To make a consistent quality of ammo, I check the powder charge and over all cartridge length on the first cartridge of each row of the cartridge box, meaning that critical part is checked 10 times out of 50 loads. I use a Lee beam scale for powder measuring because although it’s “slow” it is absolutely accurate. The only caveat is that it must be level for it to achieve that accuracy, thus the level bubble in the plastic case on the base.
Generally speaking, my Lee Precision turret press and dies will make a pretty consistent over all length with a tolerance of about .005″ of the ‘perfect’ setting. And the powder charge measure is within .01 or so of a grain of where it’s set. I have used a progressive press before, but I find the quality to be less than ‘my standards’, with messed up primer installs and the occasional split case getting by until after it’s assembled. I suppose if I closely inspected every case beforehand, I could weed out the split cases before they got that far. I prefer the slower method I use currently because with the increased inspection steps, my reloads are as about as close to ‘factory’ specs as can be done.

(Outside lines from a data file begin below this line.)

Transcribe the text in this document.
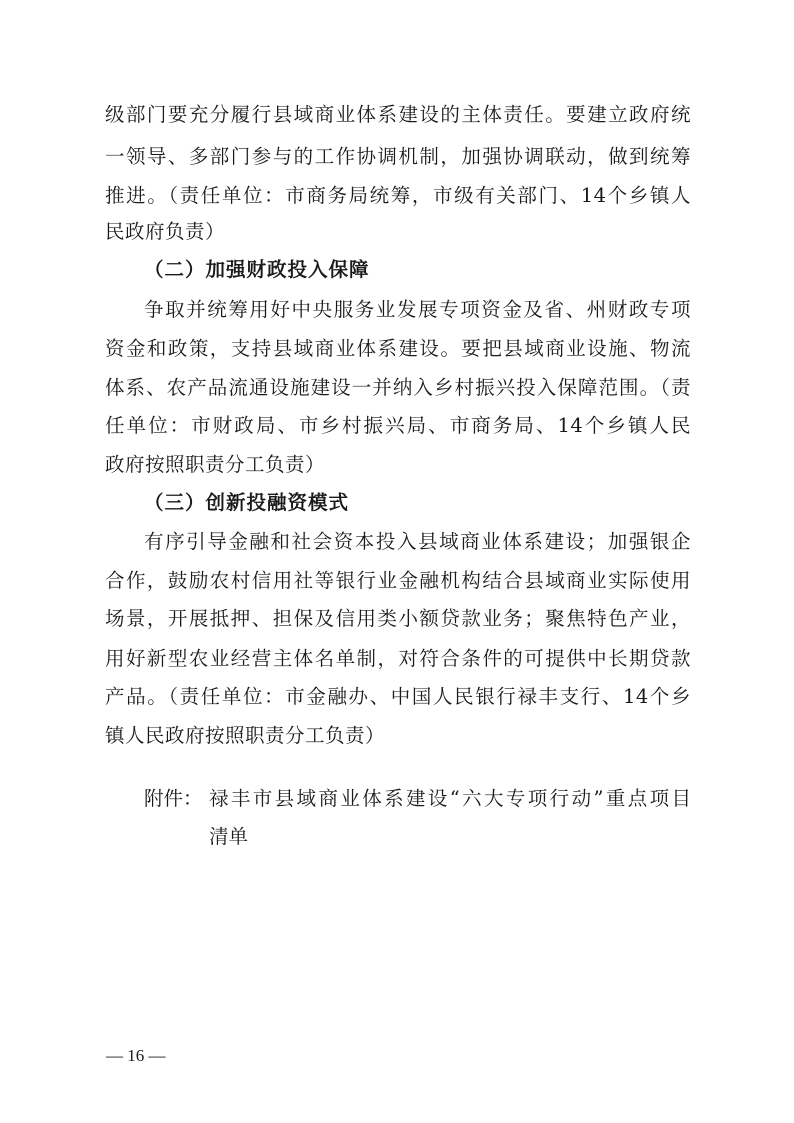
级部门要充分履行县域商业体系建设的主体责任。要建立政府统
一领导、多部门参与的工作协调机制，加强协调联动，做到统筹
推进。（责任单位：市商务局统筹，市级有关部门、14个乡镇人
民政府负责）
（二）加强财政投入保障
争取并统筹用好中央服务业发展专项资金及省、州财政专项
资金和政策，支持县域商业体系建设。要把县域商业设施、物流
体系、农产品流通设施建设一并纳入乡村振兴投入保障范围。（责
任单位：市财政局、市乡村振兴局、市商务局、14个乡镇人民
政府按照职责分工负责）
（三）创新投融资模式
有序引导金融和社会资本投入县域商业体系建设；加强银企
合作，鼓励农村信用社等银行业金融机构结合县域商业实际使用
场景，开展抵押、担保及信用类小额贷款业务；聚焦特色产业，
用好新型农业经营主体名单制，对符合条件的可提供中长期贷款
产品。（责任单位：市金融办、中国人民银行禄丰支行、14个乡
镇人民政府按照职责分工负责）
附件： 禄丰市县域商业体系建设“六大专项行动”重点项目
清单
— 16 —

Next after the cartridge is assembled, another visual inspection then dropped into the case gauge again, which verifies the finished cartridge is up to specs.
If the finished reloaded cartridge just drops right into the gauge all nice and flush, it’s good to go. But even with this much nit-picking, every so often something will go a little sideways, like below where somehow the primer got stuffed into the pocket sideways. Whoops.
So, get out the bullet puller, tear it down, and start over. This primer can be pushed out with the sizing / decapper die carefully, with the bullet, the powder charge and case being salvageable.
With all this quality control and slow procedures, it takes me about 30 minutes or so to make 50 rounds of ammo. But, in my personal opinion, I make ammo with the idea being that one of these bullets may change the course of history depending on that quality or lack thereof. Or if nothing else, if misfired at a criminal invading my house, resulting in him winning the encounter. Imagine if Adolf Hitler had been killed in world war one. Perhaps the bullet intended for him by the opposing army had missed the mark because of a low powder charge or some other minor defect that escaped the factory inspection. If that bullet had killed him, how vastly different would world history be today?